University of Oslo researchers evaluated the role of AQP9 in mediating cells’ response to Parkinson’s associated toxins.

They tested AQP9-positive cells’ permeability to MPP+ — a neurotoxin known to selectively affect dopamine neurons — and found that MPP+ transport was twofold higher in AQP9-positive cells than in any other cell.

To evaluate the role of AQP9 in MPP+-mediated toxicity on dopaminergic neurons, the team used brain slices collected from the substantia nigra of mice that had been genetically engineered to lack AQP9. When exposed to the neurotoxin the number of dopamine-producing cells remained roughly the same. In contrast, dopamine producing cells from normal mice died, a response that was prevented upon treatment with an AQP9 inhibitor.

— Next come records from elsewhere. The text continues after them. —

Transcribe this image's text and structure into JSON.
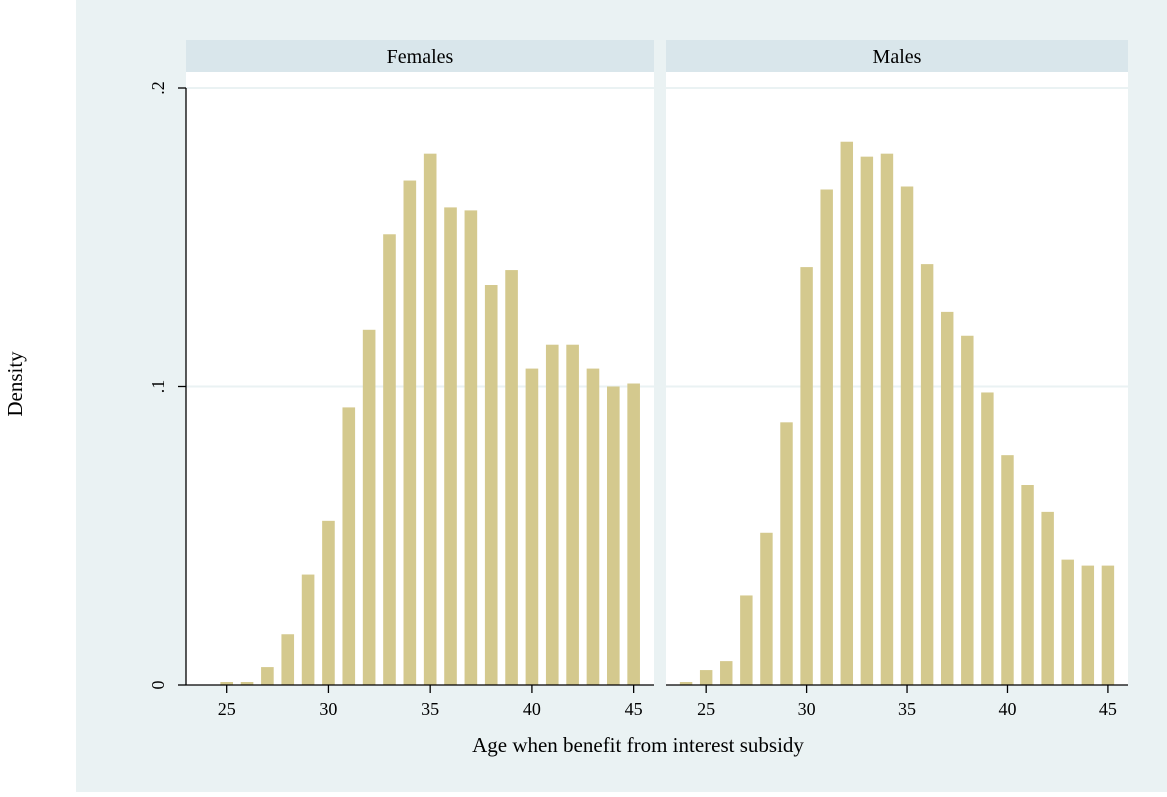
{
  "colors": {
    "outer_background": "#eaf2f3",
    "panel_background": "#ffffff",
    "strip_background": "#d9e6eb",
    "gridline": "#eaf2f3",
    "bar_fill": "#d4c98e",
    "axis": "#000000"
  },
  "chart_data": {
    "type": "bar",
    "subtype": "histogram-by-group",
    "xlabel": "Age when benefit from interest subsidy",
    "ylabel": "Density",
    "xlim": [
      23,
      46
    ],
    "ylim": [
      0,
      0.2
    ],
    "x_ticks": [
      25,
      30,
      35,
      40,
      45
    ],
    "x_tick_labels": [
      "25",
      "30",
      "35",
      "40",
      "45"
    ],
    "y_ticks": [
      0,
      0.1,
      0.2
    ],
    "y_tick_labels": [
      "0",
      ".1",
      ".2"
    ],
    "grid": true,
    "panels": [
      {
        "name": "Females",
        "x": [
          25,
          26,
          27,
          28,
          29,
          30,
          31,
          32,
          33,
          34,
          35,
          36,
          37,
          38,
          39,
          40,
          41,
          42,
          43,
          44,
          45
        ],
        "values": [
          0.001,
          0.001,
          0.006,
          0.017,
          0.037,
          0.055,
          0.093,
          0.119,
          0.151,
          0.169,
          0.178,
          0.16,
          0.159,
          0.134,
          0.139,
          0.106,
          0.114,
          0.114,
          0.106,
          0.1,
          0.101
        ]
      },
      {
        "name": "Males",
        "x": [
          24,
          25,
          26,
          27,
          28,
          29,
          30,
          31,
          32,
          33,
          34,
          35,
          36,
          37,
          38,
          39,
          40,
          41,
          42,
          43,
          44,
          45
        ],
        "values": [
          0.001,
          0.005,
          0.008,
          0.03,
          0.051,
          0.088,
          0.14,
          0.166,
          0.182,
          0.177,
          0.178,
          0.167,
          0.141,
          0.125,
          0.117,
          0.098,
          0.077,
          0.067,
          0.058,
          0.042,
          0.04,
          0.04
        ]
      }
    ]
  }
}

The production of dopamine and dopamine-derived molecules was less affected in mice that did not have the AQP9 protein, suggesting they are, to some extent, protected from MPP+‘s harmful effects.

“Our data open for the possibility that toxins and other parkinsonogenic substances access dopaminergic neurons through AQP9,” the researchers stated.

These findings suggest that this surface protein should be explored as a new target for pharmacological intervention.